É uma preocupação que já tinha surgido ontem no Senado e que voltou esta quarta-feira à Câmara dos Representantes. Até que ponto uma regulação complexa sobre a privacidade de dados vai inibir pequenas startups de competirem com o Facebook e outras empresas que tenham mais recursos?
Zuckerberg respondeu o que já tinha dito no Senado:“A Internet está a crescer em importância no mundo e na vidas das pessoas. É inevitável que haja alguma legislação, mas precisamos de ter cuidado com a regulação que implementamos, porque, às vezes, as empresas que são maiores e que têm mais recursos podem facilmente cumprir com essa regulação, mas uma pequena startup não.”
A preocupação com o assunto foi mais uma vez notada, mas Zuckerberg nunca explicou o que é essencial numa eventual regulação para evitar que haja competição desleal.
Vai ou não haver uma versão paga do Facebook?

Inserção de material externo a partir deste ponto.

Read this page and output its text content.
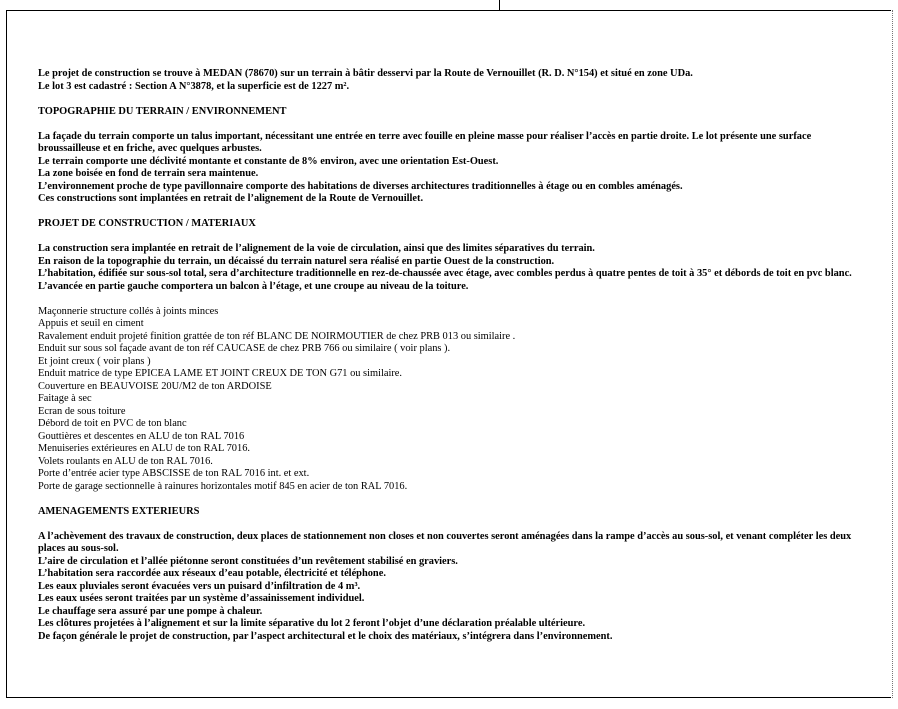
Le projet de construction se trouve à MEDAN (78670) sur un terrain à bâtir desservi par la Route de Vernouillet (R. D. N°154) et situé en zone UDa.

Le lot 3 est cadastré : Section A N°3878, et la superficie est de 1227 m².

TOPOGRAPHIE DU TERRAIN / ENVIRONNEMENT

La façade du terrain comporte un talus important, nécessitant une entrée en terre avec fouille en pleine masse pour réaliser l’accès en partie droite. Le lot présente une surface broussailleuse et en friche, avec quelques arbustes.

Le terrain comporte une déclivité montante et constante de 8% environ, avec une orientation Est-Ouest.

La zone boisée en fond de terrain sera maintenue.

L’environnement proche de type pavillonnaire comporte des habitations de diverses architectures traditionnelles à étage ou en combles aménagés.

Ces constructions sont implantées en retrait de l’alignement de la Route de Vernouillet.

PROJET DE CONSTRUCTION / MATERIAUX

La construction sera implantée en retrait de l’alignement de la voie de circulation, ainsi que des limites séparatives du terrain.

En raison de la topographie du terrain, un décaissé du terrain naturel sera réalisé en partie Ouest de la construction.

L’habitation, édifiée sur sous-sol total, sera d’architecture traditionnelle en rez-de-chaussée avec étage, avec combles perdus à quatre pentes de toit à 35° et débords de toit en pvc blanc.

L’avancée en partie gauche comportera un balcon à l’étage, et une croupe au niveau de la toiture.

Maçonnerie structure collés à joints minces

Appuis et seuil en ciment

Ravalement enduit projeté finition grattée de ton réf BLANC DE NOIRMOUTIER de chez PRB 013 ou similaire .

Enduit sur sous sol façade avant de ton réf CAUCASE de chez PRB 766 ou similaire ( voir plans ).

Et joint creux ( voir plans )

Enduit matrice de type EPICEA LAME ET JOINT CREUX DE TON G71 ou similaire.

Couverture en BEAUVOISE 20U/M2 de ton ARDOISE

Faitage à sec

Ecran de sous toiture

Débord de toit en PVC de ton blanc

Gouttières et descentes en ALU de ton RAL 7016

Menuiseries extérieures en ALU de ton RAL 7016.

Volets roulants en ALU de ton RAL 7016.

Porte d’entrée acier type ABSCISSE de ton RAL 7016 int. et ext.

Porte de garage sectionnelle à rainures horizontales motif 845 en acier de ton RAL 7016.

AMENAGEMENTS EXTERIEURS

A l’achèvement des travaux de construction, deux places de stationnement non closes et non couvertes seront aménagées dans la rampe d’accès au sous-sol, et venant compléter les deux places au sous-sol.

L’aire de circulation et l’allée piétonne seront constituées d’un revêtement stabilisé en graviers.

L’habitation sera raccordée aux réseaux d’eau potable, électricité et téléphone.

Les eaux pluviales seront évacuées vers un puisard d’infiltration de 4 m³.

Les eaux usées seront traitées par un système d’assainissement individuel.

Le chauffage sera assuré par une pompe à chaleur.

Les clôtures projetées à l’alignement et sur la limite séparative du lot 2 feront l’objet d’une déclaration préalable ultérieure.

De façon générale le projet de construction, par l’aspect architectural et le choix des matériaux, s’intégrera dans l’environnement.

Várias vezes, no passado, Zuckerberg afirmou que o Facebook vai ser, para sempre, um serviço não pago. “Vamos manter para sempre o Facebook como um serviço gratuito para todos”, disse Mark Zuckerberg em 2010 ao Washington Post. Contudo, nestas audições uma simples palavra mudou o discurso: “Versão”. Em resposta ao senador Bill Nelson, que quis saber se a empresa está a pensar num modelo de subscrição para quem não queira receber publicidade, Zuckerberg respondeu: “O Facebook vai ter sempre uma versão gratuita”.
Os 7 pontos que marcaram a primeira audição de Zuckerberg no Congresso
O problema surge porque isto pode significar que está aberta a possibilidade a uma versão paga. Mais tarde na audição, perguntaram de novo a Zuckerberg sobre uma eventual versão para subscrição e o executivo afirmou que “várias pessoas sugerem uma versão paga do Facebook, onde não há anúncios se pagarem uma subscrição mensal, e consideramos ideias como essas”. Esta afirmação mostrou que, afinal, o que era certo em 2010, poderá já não ser tão certo em 2018. Vai existir uma versão paga do Facebook? Não se sabe.

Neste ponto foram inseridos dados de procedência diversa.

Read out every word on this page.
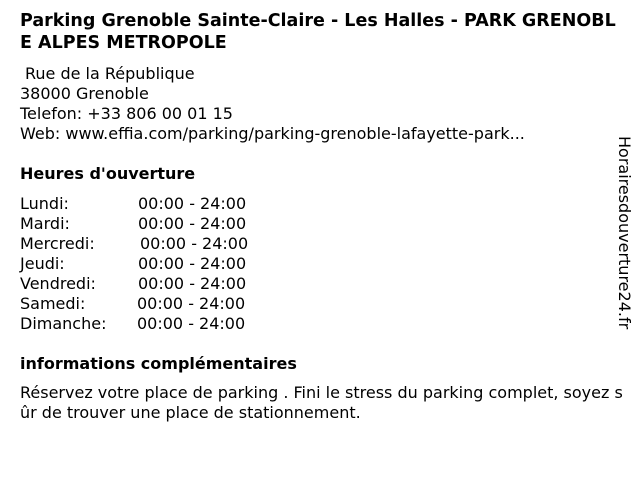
Parking Grenoble Sainte-Claire - Les Halles - PARK GRENOBLE ALPES METROPOLE
Rue de la République
38000 Grenoble
Telefon: +33 806 00 01 15
Web: www.effia.com/parking/parking-grenoble-lafayette-park...
Heures d'ouverture
Lundi:	00:00 - 24:00
Mardi:	00:00 - 24:00
Mercredi:	00:00 - 24:00
Jeudi:	00:00 - 24:00
Vendredi:	00:00 - 24:00
Samedi:	00:00 - 24:00
Dimanche:	00:00 - 24:00
informations complémentaires
Réservez votre place de parking . Fini le stress du parking complet, soyez sûr de trouver une place de stationnement.
Horairesdouverture24.fr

No entanto, no mesmo tema, o senador conseguiu uma das resposta mais emblemáticas de Zuckerberg na audição: “Então, como é que têm receitas?”. Zuckerberg respondeu: “Senador, temos anúncios [we run ads]”.
Está ou não disposto a mudar o modelo de negócio para proteger a privacidade?
Um dos temas mais falado nas audições está relacionado com o modelo de negócio do Facebook, que incide no aproveitamento de dados de utilizadores para outros fins. Quando um dos congressistas lhe perguntou se estaria disposto a mudar o modelo de negócio para proteger a privacidade dos utilizadores, Zuckerberg ficou visivelmente incomodado. E optou por responder “não sei o que a pergunta significa”. O congressista insistiu no tópico, mas do fundador da maior rede social do mundo não saiu nenhuma resposta clara.
Como é que o Facebook vai autenticar páginas políticas?
Zuckerberg pouco explicou sobre como vão implementar umas das novas alterações na plataforma, a autenticação do patrocínio de anúncios políticos. O presidente executivo do Facebook disse que a autenticação vai passar por validar a localização do utilizador, para, por exemplo, se estiver na Rússia, a plataforma poder perceber se quem está a pedir autenticação é quem diz ser. Contudo, como é que funciona exatamente a autenticação e quando é que vai ser aplicada no resto do mundo, ficou sem resposta. Em resposta ao Observador, o Facebook explicou, por e-mail, que esta medida vai ser aplicada, para já, apenas nos Estados Unidos da América.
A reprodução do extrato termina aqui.